The level of legal expenditures dwarfs those of other voting rights cases brought in federal court, say voting rights experts. By comparison, the state of Georgia devoted almost $6 million to defend the secretary of state’s office in the Raffensperger case, according to the attorney general’s office.
Reference is made to legal costs in other civil rights cases. “The typical case is a couple of hundred thousand dollars and can take a couple of years,” said Leah Aden, deputy director for litigation at the Legal Defense Fund, which advocates for civil rights and racial justice. She cited a case in Texas in which five plaintiffs sought about $8.8 million in legal fees after the verdict as the most expensive she had seen. “Beyond $10 million would be very shocking, I would say.”

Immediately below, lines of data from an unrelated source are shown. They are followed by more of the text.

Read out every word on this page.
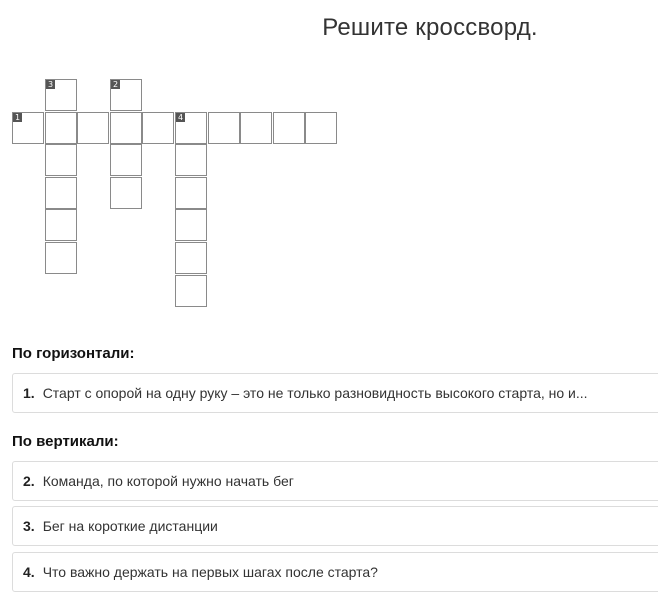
Решите кроссворд.
1	4
2
3
По горизонтали:
1. Старт с опорой на одну руку – это не только разновидность высокого старта, но и...
По вертикали:
2. Команда, по которой нужно начать бег
3. Бег на короткие дистанции
4. Что важно держать на первых шагах после старта?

Possible conflicts of interests create ethical considerations. The Yahoo article addresses some ethical questions. “But some ethics watchdogs say the closeness of their relationship, combined with Lawrence-Hardy’s leading roles in Abrams’ campaigns, raises questions about a possible conflict of interest. The litigation that Lawrence-Hardy helped launch on behalf of Fair Fight Action brought substantial fees to her firm while potentially giving Abrams a public-relations victory and vindicating her criticisms of Georgia’s voting system.
“It is a very clear conflict of interest because with that kind of close link to the litigation and her friend that provides an opportunity where the friend gets particularly enriched from this litigation,” said Craig Holman, an expert on campaign finance and ethics at Public Citizen, a non-partisan consumer advocacy organization, offering his opinion after POLITICO briefed Holman on the contents of Fair Fight Action’s 990 forms. “The outcome of that litigation can directly affect her campaign itself.” Read the entire cited article. The inner workings of cash flows among candidates, friends and campaigns are fascinating.